His famous statement “Fraternity is another name for democracy” amply brought out his bold vision of a social order rooted in equality, unity, fellowship, reconciliation and understanding. He struck at the root of disunity manifested in an unequal social order strengthened by the perpetuation of caste hierarchy through many social practices and regressive customs.

Ambedkar went beyond ‘one man, one vote’ and stressed ‘one man, one value’ for forging deeper bonds of unity of all irrespective of social and economic status. His epoch-making measures to promote fraternity and unify society had a huge gender dimension.

His ideal of unity was very broad, wide-ranging and inclusive. It included the unity of people of diverse faiths and castes as much as the equality of men and women. In drafting the Hindu Code Bill,  the defining features of which were gender equality and women’s empowerment,  he proved his credentials as a protagonist of a social order informed by fair and equal treatment of women.

In fact, Ambedkar passionately argued for the passage of the Hindu Code Bill to put an end to patriarchy in Hindu society.

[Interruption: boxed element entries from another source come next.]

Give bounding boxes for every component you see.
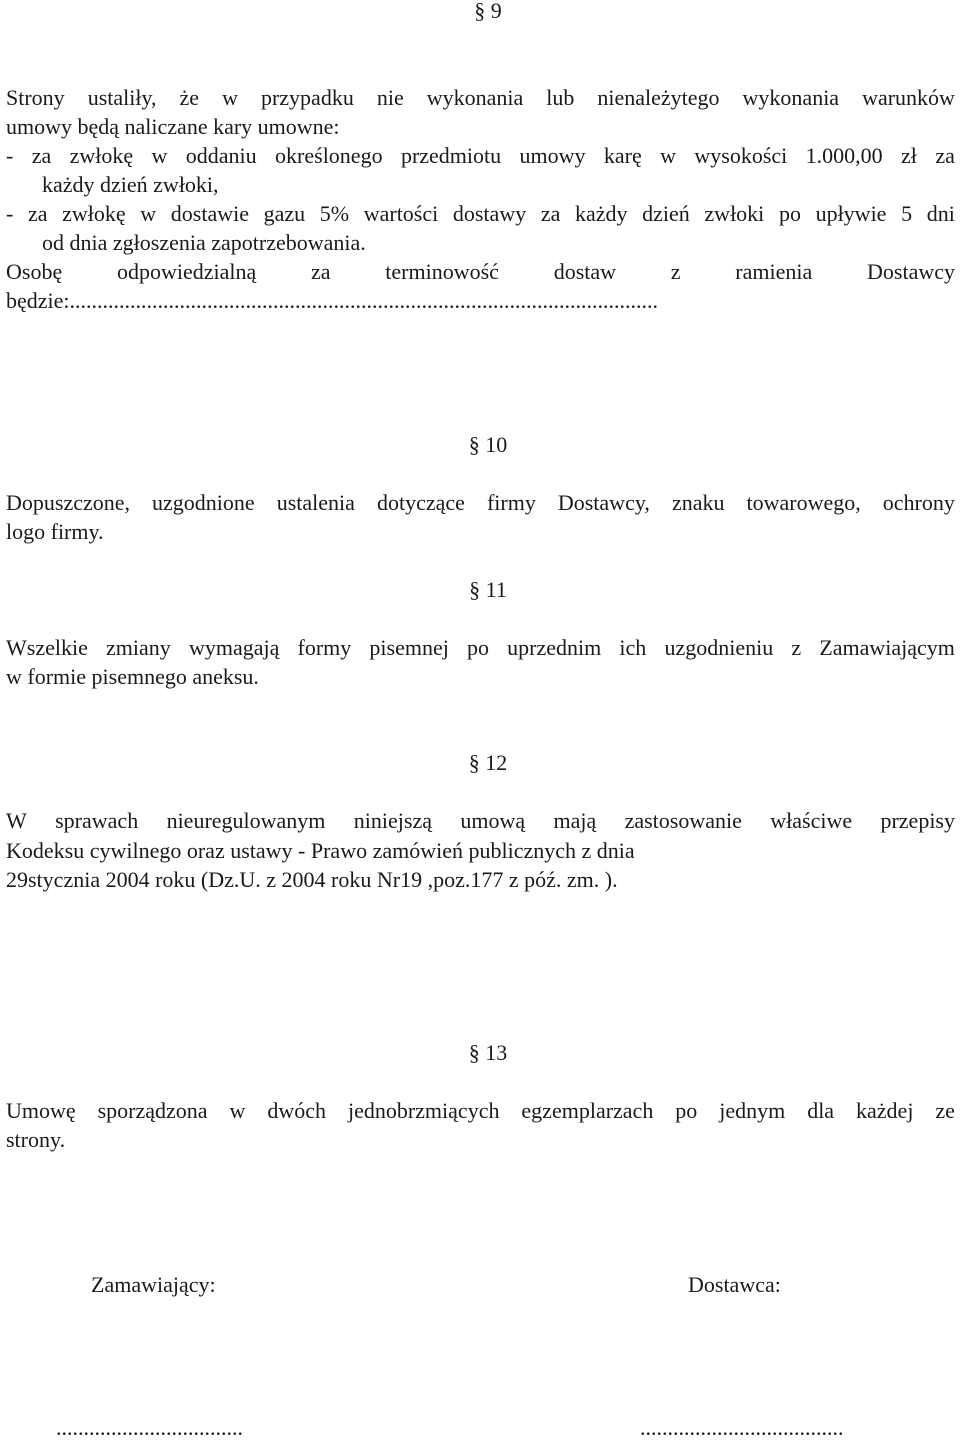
s13-line-2: strony.: [6, 1127, 66, 1152]
word: za: [27, 201, 48, 226]
word: pisemnej: [369, 635, 449, 660]
s9-line-8: będzie:...........................................................................................................: [6, 288, 659, 313]
word: zwłoki: [704, 201, 765, 226]
word: zwłokę: [62, 201, 126, 226]
s9-line-3: [6, 143, 955, 169]
s9-line-6: od dnia zgłoszenia zapotrzebowania.: [42, 230, 366, 255]
word: nienależytego: [597, 85, 720, 110]
word: za: [311, 259, 331, 284]
word: po: [467, 635, 490, 660]
word: towarowego,: [746, 490, 861, 515]
word: Wszelkie: [6, 635, 88, 660]
word: dwóch: [267, 1098, 327, 1123]
signature-line-orderer: ..................................: [56, 1418, 243, 1438]
s13-line-1: [6, 1098, 955, 1124]
word: że: [179, 85, 200, 110]
section-10-heading: § 10: [468, 432, 508, 457]
word: wykonania: [742, 85, 840, 110]
word: dla: [807, 1098, 835, 1123]
word: ramienia: [735, 259, 813, 284]
s10-line-1: [6, 490, 955, 516]
word: dostawy: [452, 201, 527, 226]
word: egzemplarzach: [521, 1098, 654, 1123]
word: formy: [297, 635, 352, 660]
word: z: [791, 635, 802, 660]
word: zł: [901, 143, 917, 168]
word: niniejszą: [353, 808, 432, 833]
section-12-heading: § 12: [468, 750, 508, 775]
word: lub: [546, 85, 575, 110]
s12-line-1: [6, 808, 955, 834]
s11-line-1: [6, 635, 955, 661]
word: przypadku: [260, 85, 354, 110]
signature-label-supplier: Dostawca:: [688, 1272, 781, 1297]
word: sporządzona: [97, 1098, 208, 1123]
word: dostawie: [170, 201, 249, 226]
word: Zamawiającym: [819, 635, 955, 660]
word: 5%: [319, 201, 350, 226]
word: Osobę: [6, 259, 63, 284]
word: dni: [926, 201, 955, 226]
word: gazu: [263, 201, 306, 226]
word: Strony: [6, 85, 65, 110]
word: z: [670, 259, 681, 284]
word: Dostawcy: [867, 259, 955, 284]
s9-line-2: umowy będą naliczane kary umowne:: [6, 114, 340, 139]
section-13-heading: § 13: [468, 1040, 508, 1065]
word: przepisy: [880, 808, 955, 833]
word: sprawach: [55, 808, 139, 833]
word: w: [660, 143, 677, 168]
word: określonego: [275, 143, 383, 168]
section-9-heading: § 9: [474, 0, 502, 23]
word: w: [140, 201, 157, 226]
word: wykonania: [426, 85, 524, 110]
section-11-heading: § 11: [469, 577, 507, 602]
word: dzień: [642, 201, 690, 226]
word: 1.000,00: [805, 143, 883, 168]
word: zmiany: [106, 635, 171, 660]
word: upływie: [815, 201, 887, 226]
word: oddaniu: [185, 143, 257, 168]
s10-line-2: logo firmy.: [6, 519, 104, 544]
word: dotyczące: [376, 490, 465, 515]
word: Dostawcy,: [557, 490, 650, 515]
word: uprzednim: [507, 635, 602, 660]
word: w: [222, 85, 238, 110]
s9-line-1: [6, 85, 955, 111]
word: wymagają: [188, 635, 280, 660]
word: jednobrzmiących: [347, 1098, 500, 1123]
word: przedmiotu: [400, 143, 502, 168]
word: wartości: [363, 201, 439, 226]
word: za: [935, 143, 955, 168]
word: umowy: [519, 143, 586, 168]
word: terminowość: [385, 259, 499, 284]
word: znaku: [671, 490, 725, 515]
word: umową: [460, 808, 526, 833]
word: W: [6, 808, 27, 833]
word: właściwe: [770, 808, 853, 833]
s12-line-2: Kodeksu cywilnego oraz ustawy - Prawo zamówień publicznych z dnia: [6, 838, 635, 863]
s11-line-2: w formie pisemnego aneksu.: [6, 664, 259, 689]
word: wysokości: [694, 143, 788, 168]
word: w: [229, 1098, 246, 1123]
signature-line-supplier: .....................................: [640, 1418, 844, 1438]
word: po: [675, 1098, 698, 1123]
word: dostaw: [553, 259, 617, 284]
word: po: [778, 201, 801, 226]
word: w: [151, 143, 168, 168]
word: mają: [553, 808, 597, 833]
word: za: [540, 201, 561, 226]
signature-label-orderer: Zamawiający:: [91, 1272, 216, 1297]
word: za: [31, 143, 52, 168]
word: odpowiedzialną: [116, 259, 257, 284]
word: uzgodnieniu: [664, 635, 774, 660]
word: każdej: [856, 1098, 914, 1123]
s12-line-3: 29stycznia 2004 roku (Dz.U. z 2004 roku Nr19 ,poz.177 z póź. zm. ).: [6, 867, 618, 892]
word: -: [6, 201, 14, 226]
word: zwłokę: [69, 143, 134, 168]
word: firmy: [486, 490, 536, 515]
word: uzgodnione: [152, 490, 255, 515]
word: każdy: [574, 201, 628, 226]
word: nie: [376, 85, 404, 110]
word: ich: [619, 635, 647, 660]
word: Dopuszczone,: [6, 490, 131, 515]
s9-line-7: [6, 259, 955, 285]
word: warunków: [862, 85, 955, 110]
word: Umowę: [6, 1098, 76, 1123]
word: jednym: [719, 1098, 786, 1123]
word: -: [6, 143, 14, 168]
word: ustaliły,: [87, 85, 157, 110]
word: ustalenia: [276, 490, 355, 515]
s9-line-4: każdy dzień zwłoki,: [42, 172, 219, 197]
word: ochrony: [882, 490, 955, 515]
s9-line-5: [6, 201, 955, 227]
word: karę: [603, 143, 642, 168]
word: nieuregulowanym: [166, 808, 326, 833]
word: zastosowanie: [624, 808, 742, 833]
word: 5: [901, 201, 913, 226]
word: ze: [935, 1098, 955, 1123]
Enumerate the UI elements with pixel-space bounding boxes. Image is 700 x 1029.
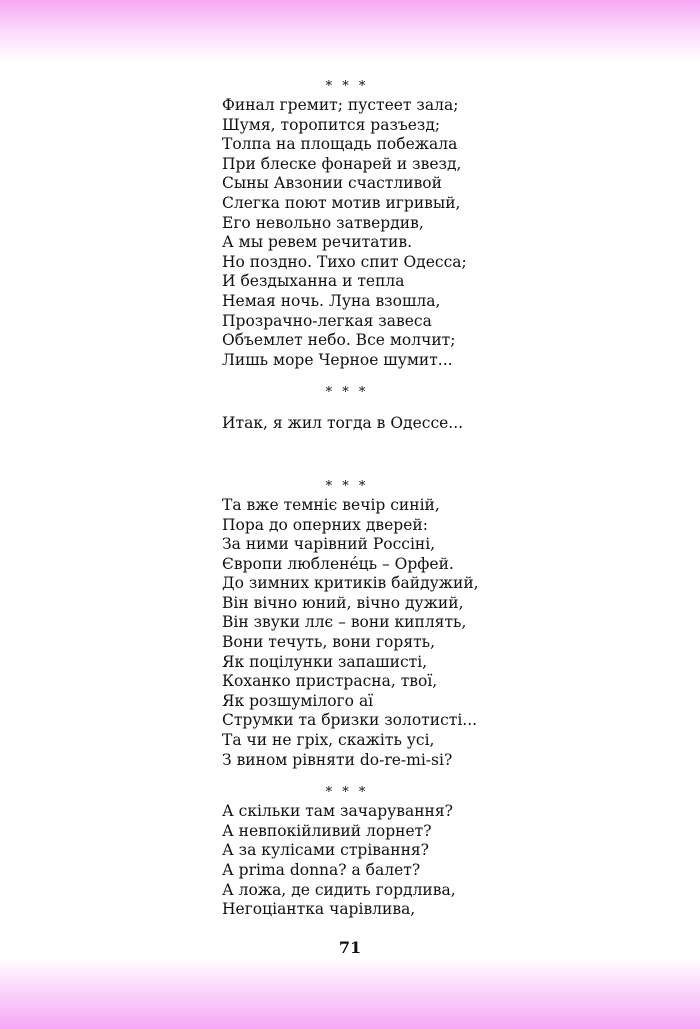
- bottom-decorative-band: [0, 957, 700, 1029]
- poem-line: А скільки там зачарування?: [222, 802, 453, 821]
- poem-line: Як розшумілого аї: [222, 691, 374, 710]
- poem-line: Объемлет небо. Все молчит;: [222, 331, 456, 350]
- poem-line: Коханко пристрасна, твої,: [222, 672, 438, 691]
- section-marker: * * *: [325, 478, 369, 494]
- poem-line: За ними чарівний Россіні,: [222, 535, 436, 554]
- poem-line: А за кулісами стрівання?: [222, 841, 429, 860]
- poem-line: Та вже темніє вечір синій,: [222, 495, 440, 514]
- stanza-1: [222, 96, 642, 370]
- poem-line: До зимних критиків байдужий,: [222, 574, 479, 593]
- stanza-2: [222, 414, 642, 434]
- poem-line: Лишь море Черное шумит...: [222, 350, 453, 369]
- poem-line: З вином рівняти do-re-mi-si?: [222, 750, 453, 769]
- poem-line: Негоціантка чарівлива,: [222, 900, 416, 919]
- poem-line: Пора до оперних дверей:: [222, 515, 428, 534]
- section-marker: * * *: [325, 785, 369, 801]
- stanza-3: [222, 496, 642, 770]
- poem-line: Толпа на площадь побежала: [222, 135, 458, 154]
- poem-line: Він звуки ллє – вони киплять,: [222, 613, 467, 632]
- poem-line: Но поздно. Тихо спит Одесса;: [222, 252, 467, 271]
- poem-line: При блеске фонарей и звезд,: [222, 154, 462, 173]
- poem-line: Его невольно затвердив,: [222, 213, 424, 232]
- poem-line: Прозрачно-легкая завеса: [222, 311, 432, 330]
- poem-line: А мы ревем речитатив.: [222, 233, 413, 252]
- poem-line: Шумя, торопится разъезд;: [222, 115, 441, 134]
- poem-line: А ложа, де сидить гордлива,: [222, 880, 456, 899]
- poem-line: А невпокійливий лорнет?: [222, 821, 432, 840]
- poem-line: Финал гремит; пустеет зала;: [222, 96, 459, 114]
- top-decorative-band: [0, 0, 700, 62]
- poem-line: Слегка поют мотив игривый,: [222, 193, 461, 212]
- poem-line: Та чи не гріх, скажіть усі,: [222, 731, 435, 750]
- poem-line: Струмки та бризки золотисті...: [222, 711, 478, 730]
- poem-line: Європи люблене́ць – Орфей.: [222, 554, 454, 573]
- poem-line: А prima donna? а балет?: [222, 861, 421, 879]
- poem-line: Немая ночь. Луна взошла,: [222, 291, 441, 310]
- poem-line: Він вічно юний, вічно дужий,: [222, 593, 464, 612]
- poem-line: Як поцілунки запашисті,: [222, 652, 428, 671]
- stanza-4: [222, 802, 642, 920]
- poem-line: И бездыханна и тепла: [222, 272, 405, 291]
- poem-page: [222, 78, 642, 920]
- poem-line: Итак, я жил тогда в Одессе...: [222, 414, 464, 433]
- poem-line: Вони течуть, вони горять,: [222, 633, 436, 652]
- section-marker: * * *: [325, 79, 369, 94]
- poem-line: Сыны Авзонии счастливой: [222, 174, 442, 193]
- section-marker: * * *: [325, 385, 369, 401]
- page-number: 71: [338, 938, 362, 957]
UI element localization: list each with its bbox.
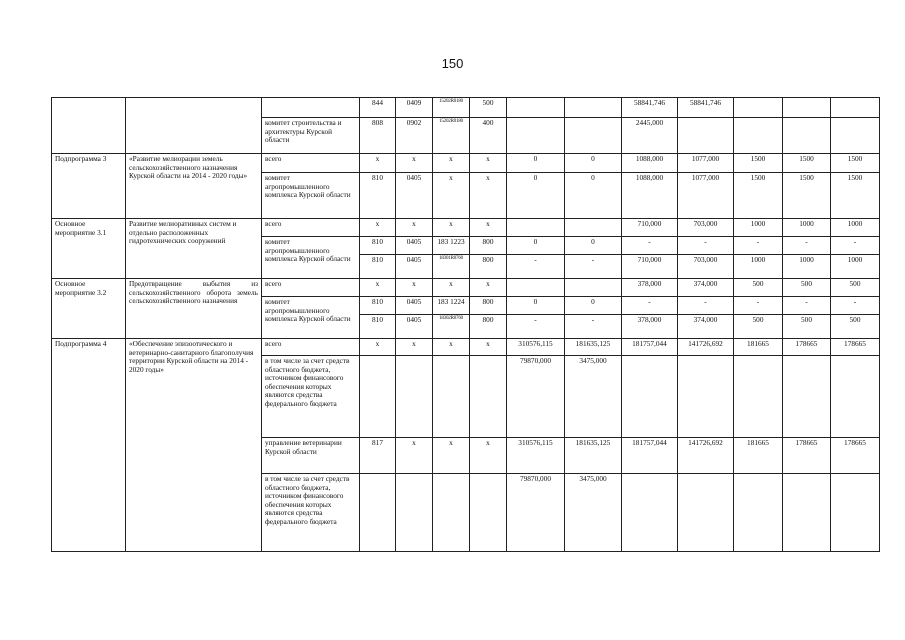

He did so on the basis of law and jurisprudence as much as on ancient wisdom of some Hindu scriptures which he quoted in the defence of the rights of women to own property and promote monogamy.

His quoting of some Hindu scriptures was instructive as he was prohibited from reading them on the ground that he was a so-called untouchable and pleaded with Hindu leaders opposed to women’s equal rights to honour the scriptural injunctions in their favour.

In granting equality and equal opportunity for women, he was bolstering the unity of India, which was deprived of women’s immense contribution due to their subordinate role even as they laboured hard within the patriarchal social order.

In his book Thoughts on Linguistic States, Ambedkar wrote: “Minority communities may be crushed. If not crushed, they may be tyrannised and oppressed. They are sure to be discriminated against and denied equality before the law and equal opportunity in public life.”

On the solemn occasion of the anniversary of his Parinirvan on December 6, we need to be poignantly mindful that his words have come true. Sixty-six years after his death, India is confronted with a dire situation shaped by the politics of targeting and tyrannising minorities. 

In the context of the sinister call issued by some legislators of the Bharatiya Janata Party (BJP) and other leaders of several Hindutva organisations for a comprehensive social and economic boycott of Muslims one is reminded of Ambedkar’s draft Constitution of 1945 for the United States of India.

In that draft, he provided in the chapter on Fundamental rights that any call or measure for a social and economic boycott of minorities would be visited with stringent punishment. 

Ambedkar also submitted a memorandum on Fundamental Rights to the Constituent Assembly in March 1947. In that memorandum, he also included the possibility of calls for a social and economic boycott of minorities or any other community and pleaded for deterrent penal measures against those who issued such a call.

How prescient was he to see through the times when such a devious call for the boycott of Muslims is being issued with impunity by Hindutva leaders. We are confronting the monster in a ‘New India’ conjured up by Prime Minister Modi’s silence on such issues. Ambedkar’s vision is urgently needed to salvage India and any efforts in this direction would be a fitting homage to him.  

The writer was officer on special duty and press Secretary to President KR Narayanan. The views are personal.